Face à ce contrôle indirect des conscience, c’est-à-dire, du contrôle du pouvoir de porter son attention sur des sujets qui vous préoccupent directement, qu’est-il possible de faire ?

La solitude est, par excellence, la maladie du genre humain du fait que cette espèce que nous composons est absolument grégaire, c’est-à-dire que nous avons besoin, qu’il nous est indispensable de vivre en troupeau, en ensemble et que NOTRE problème est de réaliser notre espèce : éradiquer cette solitude, LA solitude ; c’est ICI que nous devons porter notre attention pour que nous puissions ce faire.

Tant que la solitude existera, l’humanité en tant que genre et l’humain en tant qu’individu sont malades de cette maladie : la solitude. Qu’on y songe !

Le bruit de cette société fait dire que cet isolement dans lequel elle nous plonge, comme en arrière fond, comble la partie interne de la personne, intime, qui constate cet isolement-même, tandis que cette intimité ne peut admettre ce fait déplorable que d’être isolée, elle utilise comme paravent affectif cette désolation de la solitude.

C’est que la solution est posée à nouveau sous forme de problème. Il nous faut plutôt étudier les formalités de cet isolement.
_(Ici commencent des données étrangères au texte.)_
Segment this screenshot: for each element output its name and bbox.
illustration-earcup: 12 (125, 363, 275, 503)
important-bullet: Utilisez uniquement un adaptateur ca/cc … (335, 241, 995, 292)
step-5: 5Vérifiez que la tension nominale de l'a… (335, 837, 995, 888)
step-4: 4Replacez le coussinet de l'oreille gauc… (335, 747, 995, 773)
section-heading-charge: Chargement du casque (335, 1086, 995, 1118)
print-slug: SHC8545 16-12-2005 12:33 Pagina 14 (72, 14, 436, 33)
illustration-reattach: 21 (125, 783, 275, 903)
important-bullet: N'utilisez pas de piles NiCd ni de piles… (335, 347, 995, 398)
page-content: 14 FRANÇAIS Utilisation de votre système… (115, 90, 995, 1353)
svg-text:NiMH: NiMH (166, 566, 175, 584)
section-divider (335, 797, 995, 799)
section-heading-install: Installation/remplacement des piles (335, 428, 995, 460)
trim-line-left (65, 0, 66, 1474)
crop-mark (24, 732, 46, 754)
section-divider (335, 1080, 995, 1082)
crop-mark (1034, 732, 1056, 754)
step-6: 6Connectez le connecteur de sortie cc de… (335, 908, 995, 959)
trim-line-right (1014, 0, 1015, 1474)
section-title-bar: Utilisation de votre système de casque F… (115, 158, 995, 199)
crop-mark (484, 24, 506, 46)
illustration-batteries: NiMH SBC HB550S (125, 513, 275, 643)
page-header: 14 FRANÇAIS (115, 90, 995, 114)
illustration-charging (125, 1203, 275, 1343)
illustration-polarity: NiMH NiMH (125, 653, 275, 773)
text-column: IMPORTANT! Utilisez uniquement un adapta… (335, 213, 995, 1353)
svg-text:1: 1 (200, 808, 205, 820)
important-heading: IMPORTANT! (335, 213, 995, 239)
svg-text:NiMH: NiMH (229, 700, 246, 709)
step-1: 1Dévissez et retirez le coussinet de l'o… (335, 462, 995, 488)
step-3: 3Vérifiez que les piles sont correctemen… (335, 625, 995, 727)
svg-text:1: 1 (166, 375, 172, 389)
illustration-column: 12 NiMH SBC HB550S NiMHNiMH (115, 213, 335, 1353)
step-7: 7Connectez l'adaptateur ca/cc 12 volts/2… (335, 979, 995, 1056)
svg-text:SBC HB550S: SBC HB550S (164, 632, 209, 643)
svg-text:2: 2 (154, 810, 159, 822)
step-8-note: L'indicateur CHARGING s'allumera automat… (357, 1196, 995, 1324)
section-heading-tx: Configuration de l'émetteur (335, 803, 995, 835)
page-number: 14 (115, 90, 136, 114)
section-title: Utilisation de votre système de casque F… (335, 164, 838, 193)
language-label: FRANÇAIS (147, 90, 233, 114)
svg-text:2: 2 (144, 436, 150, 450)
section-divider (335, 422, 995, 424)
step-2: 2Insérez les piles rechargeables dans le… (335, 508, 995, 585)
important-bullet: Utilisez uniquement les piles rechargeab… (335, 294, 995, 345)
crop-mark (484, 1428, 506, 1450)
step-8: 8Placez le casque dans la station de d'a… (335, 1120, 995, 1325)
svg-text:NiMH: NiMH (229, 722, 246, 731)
J’ai trouvé chez Bernard Stiegler cette explication selon laquelle nous ne sommes plus capables de soutenir une tension suffisante pour mener à son aboutissement une pensée critique de son propre état, du fait que cette société organise le « zap » permanent de toute pensées et de toutes formes de pensée. C’est à dire que la pensée est dépouillée de la tension nécessaire pour trouver sa solution. En d’autres mots, il n’y a plus de tension suffisante pour que la fonction de l’orgasme s’accomplisse, dans sa forme non-altérée, du fait de cette habitude sociale de, non pas d’éviter le point culminant de l’idée, mais de ne plus pouvoir atteindre même l’accès à l’idée, de détourner sans cesse le mouvement qui y mène par des piqures de mouches. Et Stiegler affirme que ce processus est un apprentissage en vue de soumettre la personne au zap de la marchandise, de devoir changer d’objet sans fin pour satisfaire la rotation du devoir marchant.

Les modalités du renouvellement des objets marchants demandent une absence de critique du moment vécu, ne serait-ce que sous l’aspect de cette activité assez médiocre, aujourd’hui  comme hier, du travail et celui de l’utilité-même de tels objets ; elles se retrouvent dans la publicité et le journalisme. Ici comme là, il s’agit de soustraire à la réflexion le temps qui lui est nécessaire pour qu’elle aboutisse quelque part. C’est un peu comme un voyageur qui n’arrive nulle part sans pourtant traverser d’endroits : il n’arrive nulle part car tous les endroits se ressemblent par accumulation et saturation ; on ne va qu’à de l’exceptionnel qui n’a aucun sens dans un monde fait d’exceptions se succédant sans fin ni limite.